“哦,行吧,那你也是,我先进去了,晚安。”
“嗯嗯。”
林向晚摸不着头脑,却也不好多问,只能将宋清眠突如其来的问话放在心里,转头回了自己的房间。
站在原地的宋清眠本来是打算在自己房间睡的,但想了想,出于对病患的担心,个人认为沈云念要是半夜醒过来有点麻烦,所以思考了好一会儿才抱了床被子过去。
毕竟这个人拼了命地救下了她。
她照顾一下病患,是情理之中。
不管是职业身份,朋友间的欣赏,还是救命恩人,都是说得过去的。
给自己找好留下来的理由之后,宋清眠心安理得地打好了地铺,起身看着面色苍白的沈云念叹了口气,帮她盖好被子后回了自己的被窝,没一会儿便睡着了。
*
安静的地下古城萧瑟又凄凉,特意保留的烛火在细小的冷风中打着晃儿,那影子吊坠在灰扑扑的墙面上显得异常幽冷。

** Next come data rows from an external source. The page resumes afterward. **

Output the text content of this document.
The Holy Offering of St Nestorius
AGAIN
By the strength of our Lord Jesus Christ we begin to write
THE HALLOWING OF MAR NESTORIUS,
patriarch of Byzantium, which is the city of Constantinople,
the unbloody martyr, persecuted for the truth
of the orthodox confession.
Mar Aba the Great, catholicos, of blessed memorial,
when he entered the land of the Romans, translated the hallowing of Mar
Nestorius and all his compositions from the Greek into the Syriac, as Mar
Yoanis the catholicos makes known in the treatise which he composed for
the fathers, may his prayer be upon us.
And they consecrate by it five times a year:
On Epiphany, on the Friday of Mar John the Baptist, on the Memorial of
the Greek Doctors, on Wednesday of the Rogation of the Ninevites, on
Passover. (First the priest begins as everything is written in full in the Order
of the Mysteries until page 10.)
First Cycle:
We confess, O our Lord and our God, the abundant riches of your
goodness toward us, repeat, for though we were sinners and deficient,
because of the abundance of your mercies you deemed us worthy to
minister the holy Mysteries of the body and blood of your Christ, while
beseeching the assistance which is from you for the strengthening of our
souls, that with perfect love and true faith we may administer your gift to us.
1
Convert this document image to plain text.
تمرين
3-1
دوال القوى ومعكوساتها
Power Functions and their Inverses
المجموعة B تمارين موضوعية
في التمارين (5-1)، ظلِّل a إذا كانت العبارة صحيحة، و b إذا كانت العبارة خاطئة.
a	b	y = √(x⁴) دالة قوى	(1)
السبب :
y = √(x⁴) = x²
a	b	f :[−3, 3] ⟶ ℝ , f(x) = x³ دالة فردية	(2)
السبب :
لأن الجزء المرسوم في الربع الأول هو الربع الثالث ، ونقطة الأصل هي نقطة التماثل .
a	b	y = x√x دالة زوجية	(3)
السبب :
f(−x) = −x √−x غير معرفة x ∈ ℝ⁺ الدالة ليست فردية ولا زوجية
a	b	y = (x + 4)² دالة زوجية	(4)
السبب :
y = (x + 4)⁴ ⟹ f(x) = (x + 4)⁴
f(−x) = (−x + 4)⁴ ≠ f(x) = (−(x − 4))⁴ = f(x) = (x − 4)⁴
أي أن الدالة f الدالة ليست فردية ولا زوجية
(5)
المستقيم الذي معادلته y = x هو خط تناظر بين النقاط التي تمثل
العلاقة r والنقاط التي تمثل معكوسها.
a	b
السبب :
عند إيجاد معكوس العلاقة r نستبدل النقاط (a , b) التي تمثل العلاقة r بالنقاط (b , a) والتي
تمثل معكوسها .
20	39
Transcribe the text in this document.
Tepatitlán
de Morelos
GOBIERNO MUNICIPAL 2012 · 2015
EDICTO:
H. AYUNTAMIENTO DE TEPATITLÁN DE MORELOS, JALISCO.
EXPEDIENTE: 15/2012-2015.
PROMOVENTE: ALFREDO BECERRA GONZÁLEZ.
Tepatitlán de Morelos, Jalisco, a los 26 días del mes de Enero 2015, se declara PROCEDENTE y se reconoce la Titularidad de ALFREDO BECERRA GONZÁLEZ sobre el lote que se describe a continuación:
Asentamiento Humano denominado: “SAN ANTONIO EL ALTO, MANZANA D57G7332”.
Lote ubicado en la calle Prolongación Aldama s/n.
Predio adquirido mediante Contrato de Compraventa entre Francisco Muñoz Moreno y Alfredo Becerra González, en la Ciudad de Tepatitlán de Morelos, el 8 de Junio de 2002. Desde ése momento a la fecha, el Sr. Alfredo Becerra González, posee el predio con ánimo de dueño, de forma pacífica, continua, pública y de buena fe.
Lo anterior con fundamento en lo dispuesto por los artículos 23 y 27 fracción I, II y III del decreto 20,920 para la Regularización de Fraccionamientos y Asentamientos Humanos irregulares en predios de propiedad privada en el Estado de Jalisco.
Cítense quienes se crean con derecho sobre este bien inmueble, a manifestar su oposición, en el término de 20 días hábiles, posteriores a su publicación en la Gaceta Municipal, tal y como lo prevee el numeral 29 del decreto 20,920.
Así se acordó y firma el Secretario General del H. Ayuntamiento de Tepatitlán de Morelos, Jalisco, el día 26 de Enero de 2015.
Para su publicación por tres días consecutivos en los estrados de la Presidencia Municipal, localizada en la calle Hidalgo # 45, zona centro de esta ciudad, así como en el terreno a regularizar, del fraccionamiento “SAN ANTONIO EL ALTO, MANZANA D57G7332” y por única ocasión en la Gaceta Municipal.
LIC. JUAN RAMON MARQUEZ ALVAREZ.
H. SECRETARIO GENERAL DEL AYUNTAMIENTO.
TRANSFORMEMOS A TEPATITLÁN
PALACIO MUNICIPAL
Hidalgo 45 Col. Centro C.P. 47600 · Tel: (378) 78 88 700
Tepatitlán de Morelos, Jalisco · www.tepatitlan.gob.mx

沈云念是后半夜醒的,她睁开酸涩的眼睛的那一刻,眸里划过一丝迷茫和震惊。
她这是上天堂了?还是下地狱了?
好一半晌,沈云念才木木地眨了眨眼,淡蓝色的床帏和烛火倒映在眼底,视线缓缓移至缠着白色绷带的右手时顿住。
吃力地坐起身,环视一圈后看到了熟睡的宋清眠一时愣住,直到一阵刺骨的冷风袭来,宋清眠瑟缩了一下无意识紧了紧身上的被子,小巧精致的脸往被子下潜了潜,沈云念终于回过神来,将这些看在眼里,不禁蹙着眉下了床。
床板和地面的距离其实不是很大,宋清眠很轻,但沈云念还是废了好一番力气才把人抱到床上,而宋清眠许是太累了,在被人抱起来的时候连眉头都没皱一下,反而还以为是被子,所以无意识地轻蹭了几下。
柔软的发丝扫过白皙修长的侧颈,沈云念莫名不自在地歪了歪脑袋,快而稳地将人放下来。
白色纱布渗出了点血色,沈云念看到后不知道出于什么原因有点心虚,看了看宋清眠,又注意到床尾那一大堆医用器械与工具,有些上面还有未干涸的血渍。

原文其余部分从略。